Posted: 6/22/2008 1:19:15 PM
Brian R

From: Somerville, MA

Joined: 10/7/2005

Okay, some more unscientifically collected information ("anecdata"?), and then I should do useful things:

As noted above, when I tried to recall a piece of music that I haven't heard or played in months, if not a year or two, I was off by a quarter-tone (or slightly more).

However, just now, I tested myself with two pieces that I have been working with in the past week: the Queen of the Night's "Der Hölle Rache" (from Mozart's [i]The magic flute[/i], and "Isolde's transfiguration" (from Wagner's [i]Tristan and Isolde[/i]). Recalling the former's [i]altissimo[/i] arpeggios in F major, I was able to find an F exactly! Likewise, recalling the latter's opening fourth, I was able to find Eb and Ab exactly. (At first, I thought I was way off, because I was thinking that it starts with F# to B natural... then I remembered the correct starting pitches, and realized that my aural memory was dead-on.)
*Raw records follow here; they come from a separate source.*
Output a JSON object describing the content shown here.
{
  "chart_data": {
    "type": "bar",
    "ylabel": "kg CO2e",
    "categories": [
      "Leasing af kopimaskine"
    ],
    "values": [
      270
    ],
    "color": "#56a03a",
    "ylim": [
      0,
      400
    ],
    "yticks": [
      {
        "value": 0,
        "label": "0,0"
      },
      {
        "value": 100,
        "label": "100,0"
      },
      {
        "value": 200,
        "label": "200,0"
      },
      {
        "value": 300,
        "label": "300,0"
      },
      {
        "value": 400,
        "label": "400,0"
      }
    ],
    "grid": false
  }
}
Lastly: I first realized that I could retain pitches from day to day when I was taking voice lessons about 15 years ago. One of the selections became my standby for finding B to C (Tom Rakewell's recitative "Here I stand," from Stravinsky's opera [i]The rake's progress[/i].) Even five years after those lessons, my memory was still reliable for this. After the Mozart and the Wagner, I decided to stretch by finding Tom's opening notes... but I was off by several semitones.

The moral of the story: My memory for pitch is most reliable over a span of hours, or days. Months and years, not so much.
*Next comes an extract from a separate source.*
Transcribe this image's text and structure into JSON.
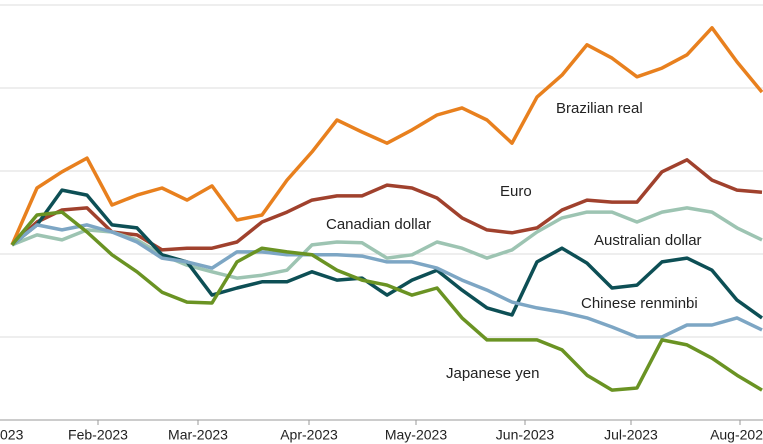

P.S. Just to clarify the experimental conditions: I wasn't practicing or listening to music between posts (au contraire, I was avoiding work by playing poker on FaceBook).

Posted: 6/22/2008 7:07:40 PM
FredM

From: Eastleigh, Hampshire, U.K. ................................... Fred Mundell. ................................... Electronics Engineer. (Primarily Analogue) .. CV Synths 1974-1980 .. Theremin developer 2007 to present .. soon to be Developing / Trading as WaveCrafter.com . ...................................

Joined: 12/7/2007

[i]@FredM: I kind of recognize your answer about improvisation. As a saxophonist, I often have to mess around a bit in the middle of a song. The improvisations I think of often have "effects", so I guess that won't completely fail on the theremin.[/i]

One thing I need to clarify.. My improvisations are mostly on pieces I have composed (lay MIDI / audio tracks down sequentially to build the composition) so I know the piece well..

I think Brian's comments regarding 'live' improvisation with other players would be true.. here, I think the Theremin would be extremely difficult to play, except in parts where the chords/notes/sequences of other players is well known and rehearsed.. Or the players know each other so well that they cannot get it wrong (The keyboard player and saxphonist of Weather report, Joe Zawinal and Wayne Shorter [I think I got the names more-or-less right] spring to mind to me as the best examples of this kind of improvisation).